For the first time in its 167 year history, the South Australian Museum will open its doors for 48 hours for GONDWANA VR: The Exhibition as part of the Adelaide Festival.
A night at the SA Museum
Created by producer and director duo Ben Andrews and Emma Roberts, who are based on Wathaurong country in regional Victoria, the GONDWANA VR exhibition seeks to bridge the urban-natural divide by bringing the wonders of the Daintree Rainforest to virtual reality.
GONDWANA has toured globally, and in Australia it has been shown in Melbourne at the Australian Centre for the Moving Image as well as in the Daintree in an informal showing.
Ben says that in each location the exhibition is different.
“I think one of the great strengths of GONDWANA is that it’s a very modular piece – it can be so many different things,” he says.
“It can be just a headset, it can be just the projection on the screen, or it can be something more embedded.”
The zero-waste exhibit offers an insight into how the ecosystem evolves over 100 years (1990-2090). Visitors can explore a vibrant virtual world filled with diverse flora and fauna as they witness the subtle patterns and dramatic changes that occur over time as climate patterns, seasons and biodiversity fluctuate.
“Everyone is co-present within the same rainforest. So, if there’s eight people in the headsets and that projection screen as well, you might catch eight people wandering around,” says Emma.
The exhibition is the culmination of five months of research that Ben and Emma conducted in 2019 in the Daintree Rainforest and surrounding wet tropics. It’s the largest rainforest in Australia, which has survived for 180 million years despite changes in climate and vegetation.
During their time staying in the world heritage-listed forest, the duo experienced it all, from record-breaking floods to fires, extreme drought, and a heatwave that killed thousands of flying foxes.
“It was a real wake-up call beyond just looking at data or stories you hear. It was us being on the ground and seeing that play out in a real way,” Emma tells CityMag.

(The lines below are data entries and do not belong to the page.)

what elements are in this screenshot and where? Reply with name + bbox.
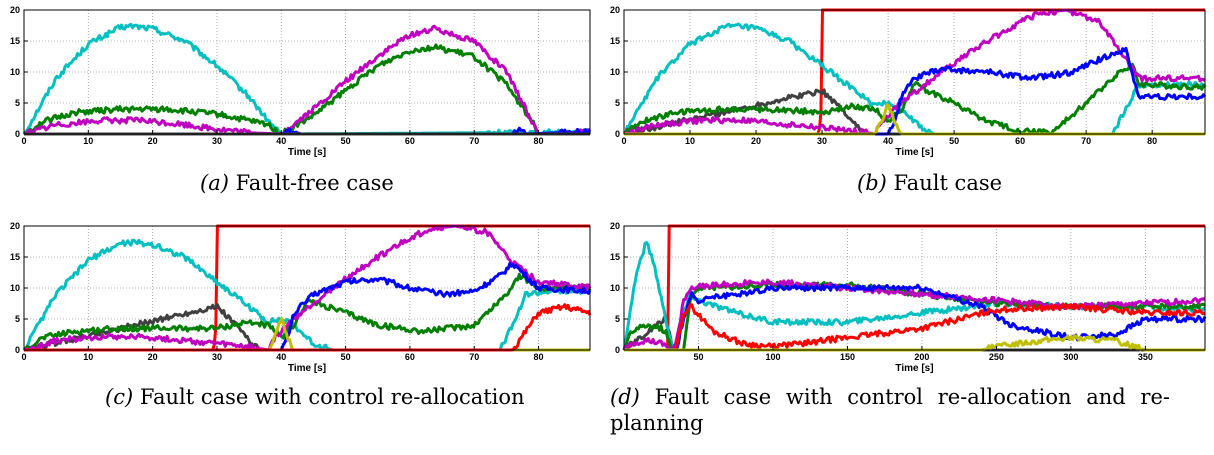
- x-tick-label: 50: [949, 136, 959, 146]
- series-line-a-2: [23, 24, 591, 136]
- x-tick-label: 50: [341, 136, 351, 146]
- x-tick-label: 50: [693, 352, 703, 362]
- x-tick-label: 30: [212, 352, 222, 362]
- x-axis-label-c: Time [s]: [288, 363, 326, 374]
- x-tick-label: 70: [469, 136, 479, 146]
- x-tick-label: 30: [212, 136, 222, 146]
- x-tick-label: 300: [1063, 352, 1078, 362]
- chart-panel-b: 0 10 20 30 40 50 60 70 80 0 5 10 15 20 Time [s] (b) Fa…: [600, 0, 1214, 220]
- x-axis-label-d: Time [s]: [895, 363, 933, 374]
- x-tick-label: 0: [621, 136, 626, 146]
- caption-label-c: (c): [105, 385, 134, 409]
- series-line-b-3: [623, 62, 1207, 136]
- x-tick-label: 10: [685, 136, 695, 146]
- x-tick-label: 40: [883, 136, 893, 146]
- x-tick-label: 10: [83, 352, 93, 362]
- chart-panel-c: 0 10 20 30 40 50 60 70 80 0 5 10 15 20 Time [s] (c) Fa…: [0, 216, 600, 455]
- y-tick-label: 5: [615, 98, 620, 108]
- y-tick-label: 15: [10, 252, 20, 262]
- series-line-d-5: [624, 283, 1207, 352]
- x-tick-label: 40: [276, 136, 286, 146]
- x-tick-label: 250: [989, 352, 1004, 362]
- caption-label-a: (a): [200, 171, 229, 195]
- x-tick-label: 20: [751, 136, 761, 146]
- x-tick-label: 60: [1015, 136, 1025, 146]
- y-tick-label: 20: [610, 5, 620, 15]
- line-chart-a: 0 10 20 30 40 50 60 70 80 0 5 10 15 20 Time [s]: [10, 5, 592, 158]
- y-tick-label: 0: [615, 129, 620, 139]
- y-tick-label: 20: [610, 221, 620, 231]
- y-tick-label: 10: [10, 67, 20, 77]
- chart-panel-a: 0 10 20 30 40 50 60 70 80 0 5 10 15 20 Time [s] (a) Fa…: [0, 0, 600, 220]
- x-axis-label-a: Time [s]: [288, 147, 326, 158]
- x-tick-label: 10: [83, 136, 93, 146]
- y-tick-label: 0: [15, 129, 20, 139]
- x-tick-label: 60: [405, 352, 415, 362]
- x-tick-label: 70: [469, 352, 479, 362]
- series-line-b-4: [623, 8, 1206, 136]
- caption-text-c: Fault case with control re-allocation: [139, 385, 525, 409]
- series-line-d-7: [624, 334, 1205, 352]
- chart-panel-d: 50 100 150 200 250 300 350 0 5 10 15 20 Time [s] (d)…: [600, 216, 1214, 455]
- y-tick-label: 5: [615, 314, 620, 324]
- series-line-d-6: [624, 303, 1206, 352]
- y-tick-label: 10: [10, 283, 20, 293]
- x-tick-label: 60: [405, 136, 415, 146]
- caption-text-b: Fault case: [893, 171, 1003, 195]
- y-tick-label: 15: [610, 36, 620, 46]
- x-tick-label: 70: [1081, 136, 1091, 146]
- x-tick-label: 50: [341, 352, 351, 362]
- x-tick-label: 350: [1138, 352, 1153, 362]
- y-tick-label: 15: [10, 36, 20, 46]
- line-chart-b: 0 10 20 30 40 50 60 70 80 0 5 10 15 20 Time [s]: [610, 5, 1207, 158]
- y-tick-label: 0: [615, 345, 620, 355]
- caption-a: (a) Fault-free case: [200, 170, 394, 196]
- x-tick-label: 100: [765, 352, 780, 362]
- caption-text-a: Fault-free case: [235, 171, 394, 195]
- caption-c: (c) Fault case with control re-allocatio…: [105, 384, 525, 410]
- caption-label-d: (d): [610, 385, 640, 409]
- series-line-d-4: [622, 278, 1206, 351]
- y-tick-label: 5: [15, 98, 20, 108]
- x-tick-label: 80: [1147, 136, 1157, 146]
- x-axis-label-b: Time [s]: [895, 147, 933, 158]
- x-tick-label: 30: [817, 136, 827, 146]
- y-tick-label: 20: [10, 5, 20, 15]
- series-line-c-4: [23, 224, 592, 352]
- y-tick-label: 0: [15, 345, 20, 355]
- caption-label-b: (b): [857, 171, 887, 195]
- y-tick-label: 10: [610, 67, 620, 77]
- x-tick-label: 20: [148, 352, 158, 362]
- x-tick-label: 0: [21, 352, 26, 362]
- caption-b: (b) Fault case: [857, 170, 1002, 196]
- y-tick-label: 20: [10, 221, 20, 231]
- line-chart-d: 50 100 150 200 250 300 350 0 5 10 15 20 Time [s]: [610, 221, 1207, 374]
- y-tick-label: 10: [610, 283, 620, 293]
- y-tick-label: 15: [610, 252, 620, 262]
- x-tick-label: 0: [21, 136, 26, 146]
- x-tick-label: 20: [148, 136, 158, 146]
- x-tick-label: 80: [534, 136, 544, 146]
- caption-d: (d) Fault case with control re-allocatio…: [610, 384, 1170, 436]
- caption-text-d: Fault case with control re-allocation an…: [610, 385, 1170, 435]
- x-tick-label: 200: [914, 352, 929, 362]
- x-tick-label: 40: [276, 352, 286, 362]
- y-tick-label: 5: [15, 314, 20, 324]
- line-chart-c: 0 10 20 30 40 50 60 70 80 0 5 10 15 20 Time [s]: [10, 221, 592, 374]
- x-tick-label: 150: [840, 352, 855, 362]
- x-tick-label: 80: [534, 352, 544, 362]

“It was this real disrupt between this ancient, ancient forest – and you could feel the power and the kind of Jurassicness of being there – but also, knowing that things are speeding up so much, it’s becoming this much more unstable place.
“So, we had kind of front-row seats to that, working with the community and watching it play out.”

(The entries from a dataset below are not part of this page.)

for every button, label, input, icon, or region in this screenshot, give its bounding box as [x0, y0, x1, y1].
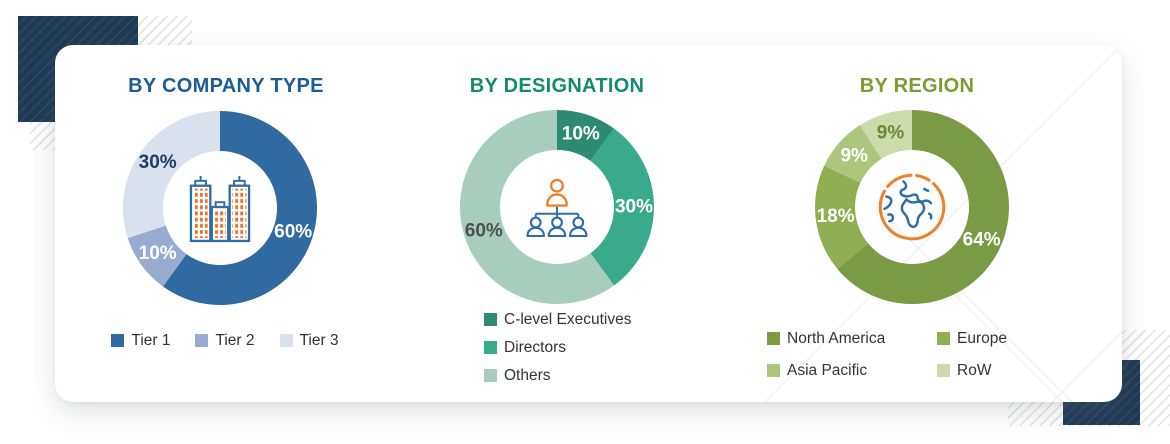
legend-item-europe: Europe [937, 330, 1077, 347]
slice-percent-label-c-level-executives: 10% [562, 123, 600, 144]
slice-percent-label-others: 60% [465, 220, 503, 241]
legend-item-tier-2: Tier 2 [195, 332, 255, 349]
legend-by-region: North America Europe Asia Pacific RoW [767, 330, 1077, 379]
donut-slice-tier-2 [127, 225, 187, 287]
legend-by-company-type: Tier 1 Tier 2 Tier 3 [55, 332, 395, 349]
legend-item-north-america: North America [767, 330, 937, 347]
donut-slice-c-level-executives [557, 110, 615, 161]
donut-chart-by-designation: 10% 30% 60% [459, 110, 654, 304]
slice-percent-label-north-america: 64% [963, 229, 1001, 250]
chart-title-by-designation: BY DESIGNATION [469, 75, 645, 97]
legend-label: Europe [957, 330, 1007, 347]
legend-item-c-level-executives: C-level Executives [484, 311, 632, 328]
donut-slice-asia-pacific [824, 125, 882, 183]
donut-slice-others [459, 110, 615, 304]
legend-swatch [937, 332, 950, 345]
legend-item-tier-3: Tier 3 [279, 332, 339, 349]
chart-title-by-company-type: BY COMPANY TYPE [128, 75, 324, 97]
slice-percent-label-tier-3: 30% [139, 152, 177, 173]
slice-percent-label-directors: 30% [615, 197, 653, 218]
donut-chart-by-company-type: 60% 10% 30% [123, 111, 318, 305]
legend-swatch [937, 364, 950, 377]
legend-swatch [484, 313, 497, 326]
slice-percent-label-tier-1: 60% [274, 221, 312, 242]
legend-swatch [767, 364, 780, 377]
charts-card: BY COMPANY TYPE BY DESIGNATION BY REGION… [55, 45, 1122, 402]
legend-item-asia-pacific: Asia Pacific [767, 362, 937, 379]
legend-swatch [195, 334, 209, 347]
legend-label: Others [504, 367, 551, 384]
legend-label: Tier 1 [131, 332, 171, 349]
donut-slice-europe [814, 165, 869, 269]
legend-swatch [484, 341, 497, 354]
legend-label: C-level Executives [504, 311, 632, 328]
legend-swatch [279, 334, 293, 347]
legend-swatch [767, 332, 780, 345]
chart-title-by-region: BY REGION [859, 75, 975, 97]
donut-slice-directors [590, 128, 654, 286]
legend-item-row: RoW [937, 362, 1077, 379]
donut-slice-tier-1 [162, 111, 318, 305]
legend-label: North America [787, 330, 886, 347]
legend-swatch [111, 334, 125, 347]
legend-label: Directors [504, 339, 567, 356]
slice-percent-label-asia-pacific: 9% [840, 146, 868, 167]
donut-chart-by-region: 64% 18% 9% 9% [814, 110, 1009, 304]
legend-item-tier-1: Tier 1 [111, 332, 170, 349]
donut-slice-north-america [837, 110, 1009, 304]
legend-by-designation: C-level Executives Directors Others [484, 311, 632, 384]
legend-label: Asia Pacific [787, 362, 868, 379]
legend-item-others: Others [484, 367, 632, 384]
donut-slice-row [860, 110, 912, 159]
legend-label: Tier 3 [299, 332, 339, 349]
donut-slice-tier-3 [123, 111, 220, 238]
legend-label: RoW [957, 362, 992, 379]
legend-swatch [484, 369, 497, 382]
slice-percent-label-row: 9% [877, 123, 905, 144]
slice-percent-label-europe: 18% [817, 206, 855, 227]
legend-item-directors: Directors [484, 339, 632, 356]
slice-percent-label-tier-2: 10% [139, 243, 177, 264]
legend-label: Tier 2 [215, 332, 255, 349]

Emma says that one of the most effective ways to get people to act on climate change “is to take them out, get them on a bus, and drive them out into the natural world,” an experience she and Ben have tried to replicate in GONDWANA VR.
“They have this beautiful experience in nature and then that’s something that can shift their opinion. But that’s very hard to do at scale, it’s also very hard to get people that aren’t already interested in that side of things as well because they have to agree to get on the bus,” she says.

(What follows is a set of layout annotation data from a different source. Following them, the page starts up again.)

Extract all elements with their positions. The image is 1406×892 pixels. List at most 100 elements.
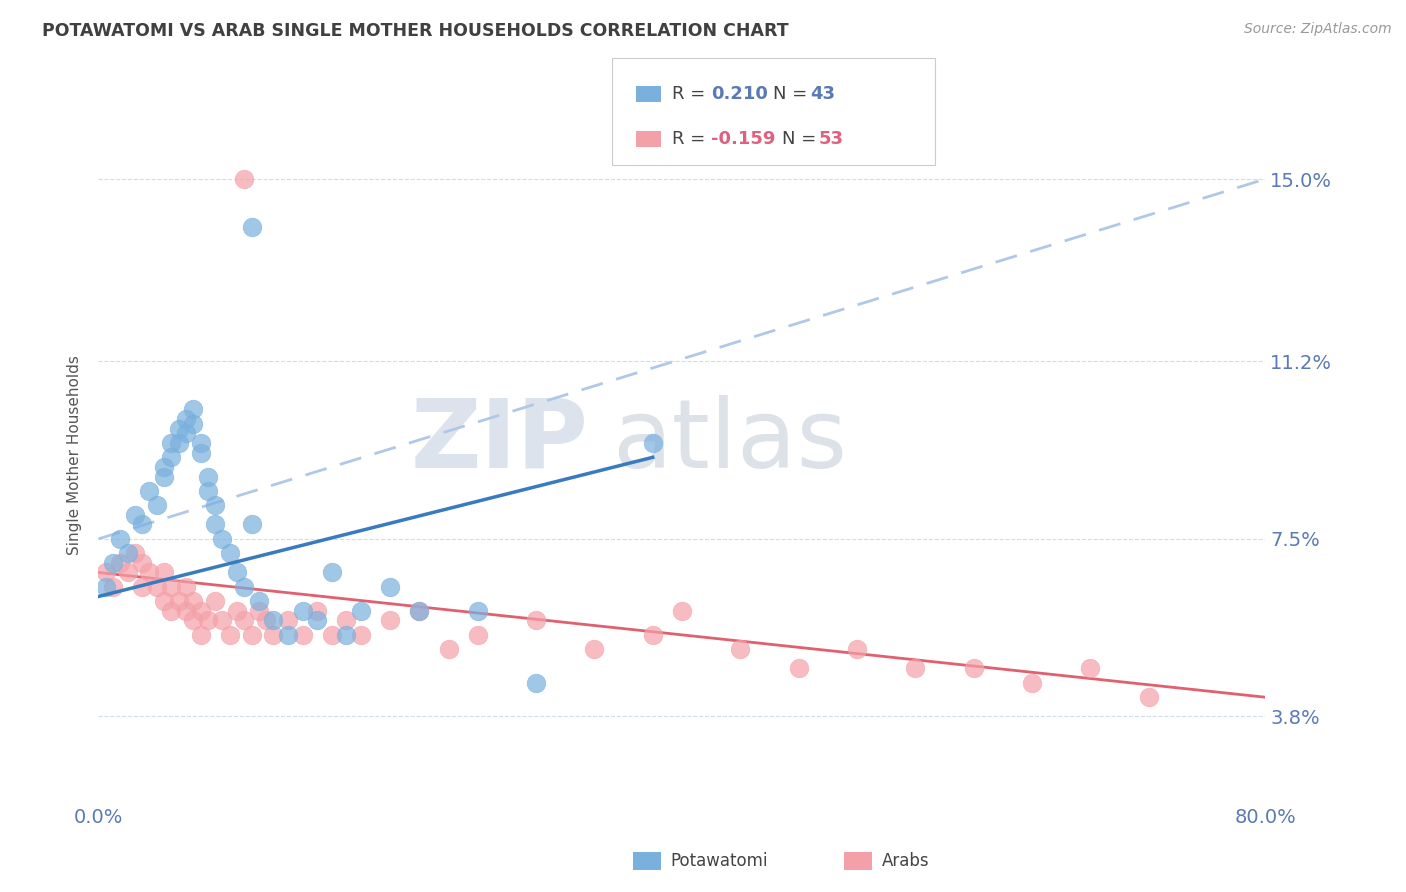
Text: Source: ZipAtlas.com: Source: ZipAtlas.com — [1244, 22, 1392, 37]
Point — [335, 614, 357, 628]
Point — [378, 614, 402, 628]
Point — [321, 628, 343, 642]
Point — [254, 614, 277, 628]
Point — [110, 532, 132, 546]
Point — [467, 604, 489, 618]
Point — [233, 580, 256, 594]
Point — [524, 614, 547, 628]
Point — [204, 517, 226, 532]
Point — [190, 445, 212, 459]
Point — [226, 604, 249, 618]
Point — [160, 580, 183, 594]
Point — [138, 483, 160, 498]
Point — [211, 614, 233, 628]
Point — [437, 642, 460, 657]
Point — [131, 556, 153, 570]
Point — [174, 426, 197, 441]
Point — [190, 436, 212, 450]
Point — [197, 469, 219, 483]
Point — [277, 614, 299, 628]
Point — [218, 628, 240, 642]
Point — [728, 642, 751, 657]
Point — [167, 594, 190, 608]
Point — [240, 628, 263, 642]
Point — [204, 594, 226, 608]
Point — [153, 594, 176, 608]
Text: -0.159: -0.159 — [711, 130, 776, 148]
Point — [787, 661, 810, 675]
Point — [167, 421, 190, 435]
Point — [1021, 676, 1043, 690]
Point — [190, 604, 212, 618]
Text: R =: R = — [672, 130, 711, 148]
Point — [467, 628, 489, 642]
Point — [211, 532, 233, 546]
Text: Potawatomi: Potawatomi — [671, 852, 768, 870]
Point — [101, 556, 124, 570]
Point — [845, 642, 868, 657]
Text: 53: 53 — [818, 130, 844, 148]
Point — [321, 566, 343, 580]
Point — [197, 483, 219, 498]
Point — [190, 628, 212, 642]
Point — [671, 604, 693, 618]
Text: R =: R = — [672, 85, 711, 103]
Point — [335, 628, 357, 642]
Point — [1080, 661, 1102, 675]
Point — [233, 172, 256, 186]
Text: N =: N = — [773, 85, 813, 103]
Point — [124, 546, 146, 560]
Point — [101, 580, 124, 594]
Point — [174, 580, 197, 594]
Point — [181, 614, 204, 628]
Point — [262, 614, 284, 628]
Point — [181, 417, 204, 431]
Point — [146, 498, 169, 512]
Point — [962, 661, 984, 675]
Point — [350, 628, 373, 642]
Point — [160, 436, 183, 450]
Point — [641, 436, 664, 450]
Point — [181, 402, 204, 417]
Text: 43: 43 — [810, 85, 835, 103]
Point — [524, 676, 547, 690]
Point — [307, 614, 329, 628]
Point — [117, 546, 139, 560]
Point — [124, 508, 146, 522]
Point — [291, 628, 314, 642]
Point — [174, 412, 197, 426]
Point — [160, 450, 183, 465]
Point — [408, 604, 430, 618]
Point — [204, 498, 226, 512]
Text: N =: N = — [782, 130, 821, 148]
Point — [378, 580, 402, 594]
Point — [904, 661, 927, 675]
Point — [641, 628, 664, 642]
Point — [307, 604, 329, 618]
Point — [1137, 690, 1160, 705]
Point — [153, 566, 176, 580]
Point — [291, 604, 314, 618]
Text: atlas: atlas — [612, 394, 846, 488]
Point — [110, 556, 132, 570]
Point — [197, 614, 219, 628]
Point — [131, 580, 153, 594]
Point — [153, 469, 176, 483]
Point — [262, 628, 284, 642]
Point — [583, 642, 606, 657]
Point — [160, 604, 183, 618]
Point — [247, 604, 270, 618]
Point — [167, 436, 190, 450]
Point — [146, 580, 169, 594]
Point — [174, 604, 197, 618]
Point — [117, 566, 139, 580]
Point — [247, 594, 270, 608]
Point — [218, 546, 240, 560]
Point — [408, 604, 430, 618]
Point — [138, 566, 160, 580]
Y-axis label: Single Mother Households: Single Mother Households — [67, 355, 83, 555]
Point — [226, 566, 249, 580]
Point — [240, 219, 263, 234]
Text: POTAWATOMI VS ARAB SINGLE MOTHER HOUSEHOLDS CORRELATION CHART: POTAWATOMI VS ARAB SINGLE MOTHER HOUSEHO… — [42, 22, 789, 40]
Text: Arabs: Arabs — [882, 852, 929, 870]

“So, one thing that we see in GONDWANA as being helpful, and virtual reality more generally as being helpful, is twofold: one is that it can bring a sense of these incredible environments into a city space to people that might not have time or capacity, or just the means to get out.
“But then also, because it is such a novel technology, you can get people who wouldn’t ever get on the bus in the first place.”
Engagement plays a crucial role in the exhibit. As time goes on, the rainforest begins to die, but the more time people spend interacting with the exhibit, the more resilient the forest becomes to these destructive changes.
Ben explains that over the two-day period, you can see the forest evolving in a new way in real time.
“Each cycle is itself completely unique and unrepeatable,” says Ben.
“The 48-hour showing really kind of stretches that time and makes every moment feel much more important because you know that if you come back in the middle of the night or the next day, what you’ve experienced already will have shaped the environment in a particular way.”
Emma says that when GONDWANA VR held its two day marathon in Melbourne, visitors arrived before their workday and after enjoying a drink in the evening, while others spent the entire night at the museum.
“There was a picnic in space at 4am,” says Emma.
Summarising the message he hopes visitors take from the exhibition, Ben says that “I think one key part of GONDWANA VR is that, yes, it’s dealing with climate future, and yes, the data sets are not looking good, but there is still hope,” says Ben.
“What we have now is very, very precious and we can lose it, but we can, through collective action, band together to help what seems sometimes as inevitable.”
GONDWANA VR opened in December and is open daily until March 17.
The museum will also host a rolling program of free and ticket family-friendly events throughout the 48-hour period, including meditation and yoga sessions, live music, science talks, drumming workshops, and a film screening of the classic animated film FernGully: The Last Rainforest.